Guardrail: Database Deployment Concurrency¶
Rule: Any workflow that runs database migrations or schema changes MUST set
cancel-in-progress: falsein its concurrency group.
Why¶
Cancelling a running database deployment can leave the database in a partially-migrated, corrupted state. Unlike application code — where a cancelled deploy simply means the old version keeps running — a half-applied migration may have:
- Created tables or columns without populating them
- Dropped or renamed objects that downstream queries depend on
- Left migration-tracking metadata (e.g.,
__MigrationHistory,schema_migrations) out of sync with the actual schema - Applied irreversible DDL (e.g.,
DROP COLUMN) without completing compensating steps
A new deployment triggered against this broken state will likely fail or make the corruption worse. Recovery requires manual intervention, not just re-running the pipeline.
Required Pattern¶
concurrency:
group: db-deploy-${{ github.ref }}
cancel-in-progress: false # NEVER cancel DB migrations
Every workflow (or reusable workflow / composite action) that performs database work must include a concurrency group with cancel-in-progress: false. If the workflow already has a concurrency group for another reason, ensure cancel-in-progress is explicitly set to false.
What Counts as a Database Deployment¶
This guardrail applies whenever a workflow performs any of the following:
| Activity | Examples |
|---|---|
| Schema migrations | EF Core dotnet ef database update, Flyway migrate, Liquibase update, Alembic upgrade, Rails db:migrate |
| Schema changes | Raw DDL scripts (ALTER TABLE, CREATE INDEX, DROP COLUMN) executed via sqlcmd, psql, mysql, or similar |
| Seed scripts | Data population scripts that insert or upsert reference/lookup data |
| Stored procedure deployments | Deploying or altering stored procedures, functions, views, or triggers |
| Database project publishes | SSDT SqlPackage /Action:Publish, DACPAC deployments |
If you are unsure whether your workflow qualifies, treat it as a DB deployment and set cancel-in-progress: false.
Remediation if a Migration Is Cancelled¶
If a database migration is interrupted (cancelled, timed out, or crashed), follow these steps:
1. Detect Partial Migrations¶
- Check migration history table: Compare the last recorded migration in
__MigrationHistory/schema_migrations/ equivalent against the expected target migration. - Inspect schema diff: Run your migration tool's status command (e.g.,
dotnet ef migrations list,flyway info,alembic current) and compare against the actual database schema. - Look for orphaned objects: Search for tables, columns, or indexes that exist in the database but don't correspond to any completed migration.
2. Rollback Strategies¶
| Strategy | When to Use |
|---|---|
| Re-run the migration | If the migration tool supports idempotent operations or the failed migration left no partial changes (e.g., the entire migration was wrapped in a transaction). |
| Manual rollback script | If the migration tool cannot safely re-run, write a targeted SQL script to undo the partial changes.

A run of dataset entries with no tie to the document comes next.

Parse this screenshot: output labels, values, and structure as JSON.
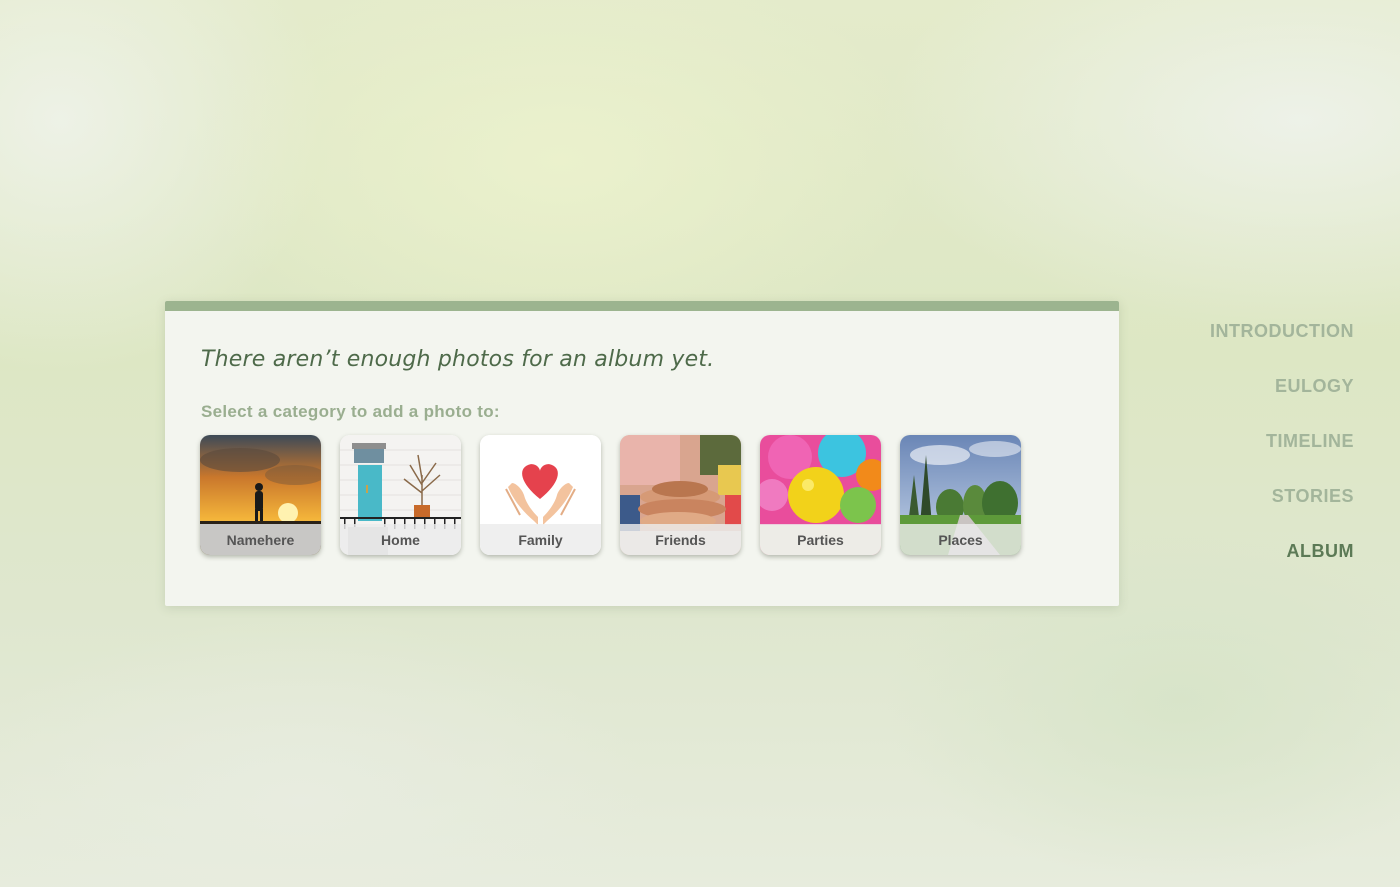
{
  "panel": {
    "headline": "There aren’t enough photos for an album yet.",
    "prompt": "Select a category to add a photo to:"
  },
  "categories": [
    {
      "label": "Namehere",
      "icon": "sunset-child-photo"
    },
    {
      "label": "Home",
      "icon": "house-door-photo"
    },
    {
      "label": "Family",
      "icon": "heart-hands-icon"
    },
    {
      "label": "Friends",
      "icon": "stacked-hands-photo"
    },
    {
      "label": "Parties",
      "icon": "balloons-photo"
    },
    {
      "label": "Places",
      "icon": "park-path-photo"
    }
  ],
  "nav": {
    "items": [
      "INTRODUCTION",
      "EULOGY",
      "TIMELINE",
      "STORIES",
      "ALBUM"
    ],
    "active": "ALBUM"
  },
  "colors": {
    "accent_bar": "#9cb48f",
    "headline": "#4e6a4a",
    "prompt": "#9aae90",
    "nav_inactive": "#a3b59b",
    "nav_active": "#5c7a56"
  }
}
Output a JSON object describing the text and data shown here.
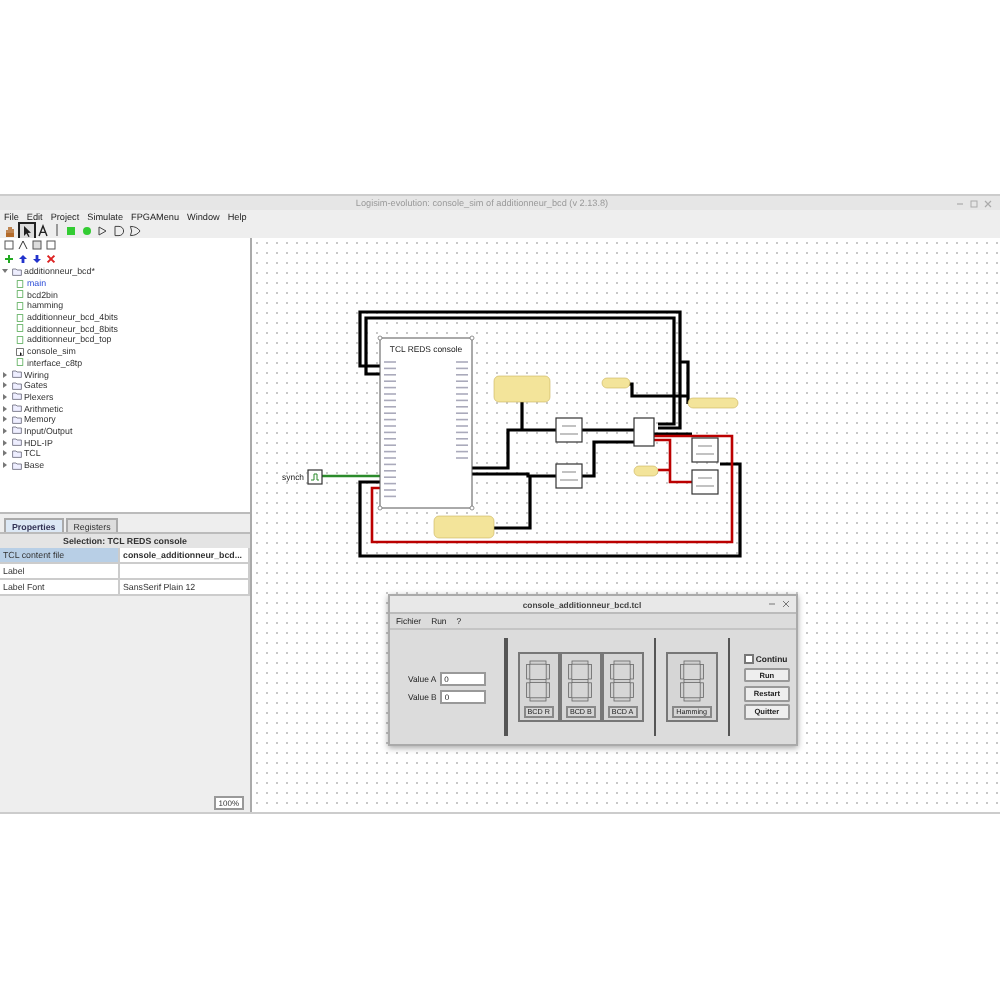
{
  "window": {
    "title": "Logisim-evolution: console_sim of additionneur_bcd (v 2.13.8)"
  },
  "menu": [
    "File",
    "Edit",
    "Project",
    "Simulate",
    "FPGAMenu",
    "Window",
    "Help"
  ],
  "tools": [
    {
      "kind": "hand",
      "selected": false
    },
    {
      "kind": "pointer",
      "selected": true
    },
    {
      "kind": "text",
      "selected": false
    },
    {
      "kind": "input",
      "selected": false
    },
    {
      "kind": "output",
      "selected": false
    },
    {
      "kind": "not",
      "selected": false
    },
    {
      "kind": "and",
      "selected": false
    },
    {
      "kind": "or",
      "selected": false
    }
  ],
  "tree": {
    "label": "additionneur_bcd*",
    "expanded": true,
    "children": [
      {
        "label": "main",
        "kind": "circuit",
        "selected": true
      },
      {
        "label": "bcd2bin",
        "kind": "circuit",
        "selected": false
      },
      {
        "label": "hamming",
        "kind": "circuit",
        "selected": false
      },
      {
        "label": "additionneur_bcd_4bits",
        "kind": "circuit",
        "selected": false
      },
      {
        "label": "additionneur_bcd_8bits",
        "kind": "circuit",
        "selected": false
      },
      {
        "label": "additionneur_bcd_top",
        "kind": "circuit",
        "selected": false
      },
      {
        "label": "console_sim",
        "kind": "sim",
        "selected": false
      },
      {
        "label": "interface_c8tp",
        "kind": "circuit",
        "selected": false
      }
    ]
  },
  "libraries": [
    {
      "label": "Wiring",
      "expanded": false
    },
    {
      "label": "Gates",
      "expanded": false
    },
    {
      "label": "Plexers",
      "expanded": false
    },
    {
      "label": "Arithmetic",
      "expanded": false
    },
    {
      "label": "Memory",
      "expanded": false
    },
    {
      "label": "Input/Output",
      "expanded": false
    },
    {
      "label": "HDL-IP",
      "expanded": false
    },
    {
      "label": "TCL",
      "expanded": false
    },
    {
      "label": "Base",
      "expanded": false
    }
  ],
  "properties": {
    "tabs": [
      {
        "label": "Properties",
        "selected": true
      },
      {
        "label": "Registers",
        "selected": false
      }
    ],
    "selection": "Selection: TCL REDS console",
    "rows": [
      {
        "name": "TCL content file",
        "value": "console_additionneur_bcd...",
        "selected": true
      },
      {
        "name": "Label",
        "selected": false
      },
      {
        "name": "Label Font",
        "value": "SansSerif Plain 12",
        "selected": false
      }
    ]
  },
  "zoom": "100%",
  "canvas": {
    "component_title": "TCL REDS console",
    "clock_label": "synch"
  },
  "console": {
    "title": "console_additionneur_bcd.tcl",
    "menu": [
      "Fichier",
      "Run",
      "?"
    ],
    "fields": [
      {
        "label": "Value A",
        "value": "0"
      },
      {
        "label": "Value B",
        "value": "0"
      }
    ],
    "displays": [
      {
        "label": "BCD R"
      },
      {
        "label": "BCD B"
      },
      {
        "label": "BCD A"
      }
    ],
    "hamming": {
      "label": "Hamming"
    },
    "checkbox": {
      "label": "Continu",
      "checked": false
    },
    "buttons": [
      "Run",
      "Restart",
      "Quitter"
    ]
  }
}
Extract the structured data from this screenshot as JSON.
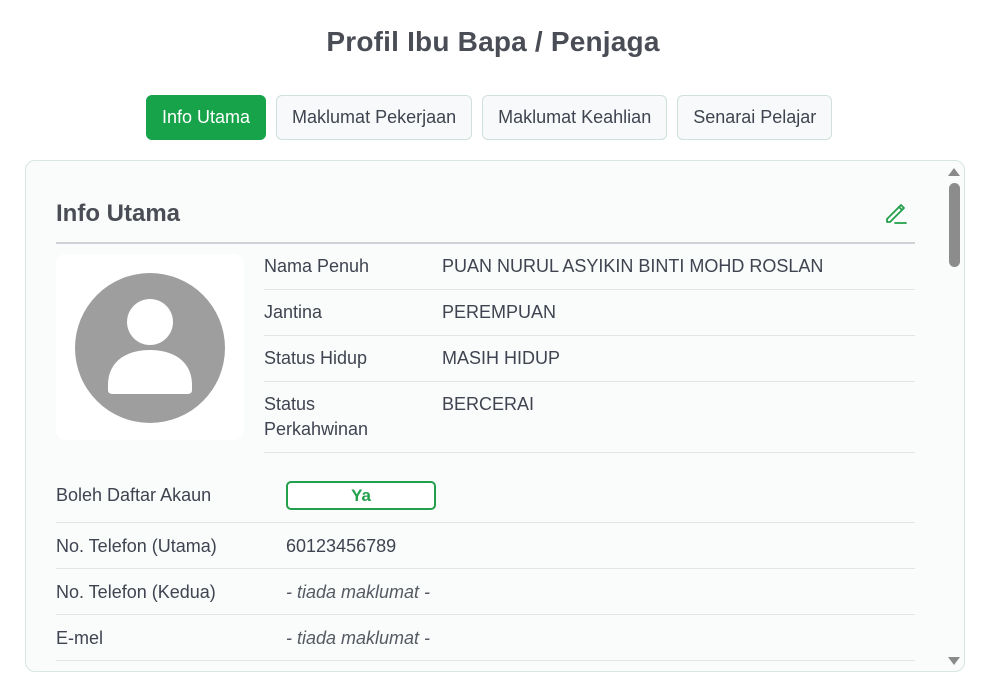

Test it against a copy of the database first. |
| Restore from backup | If the damage is extensive or the schema state is unknown. Requires that pre-migration backups are taken automatically (they should be). |
| Mark migration as applied | Only if you have manually verified the schema matches the expected post-migration state. Use your tool's force/mark command (e.g., flyway repair, alembic stamp). |
3. Prevent Recurrence¶
- Confirm the workflow has
cancel-in-progress: false. - Add a pre-migration backup step if one does not already exist.
- Wrap migrations in transactions where the database engine supports transactional DDL (e.g., PostgreSQL).
- Add a post-migration health check step that validates schema state before the workflow completes.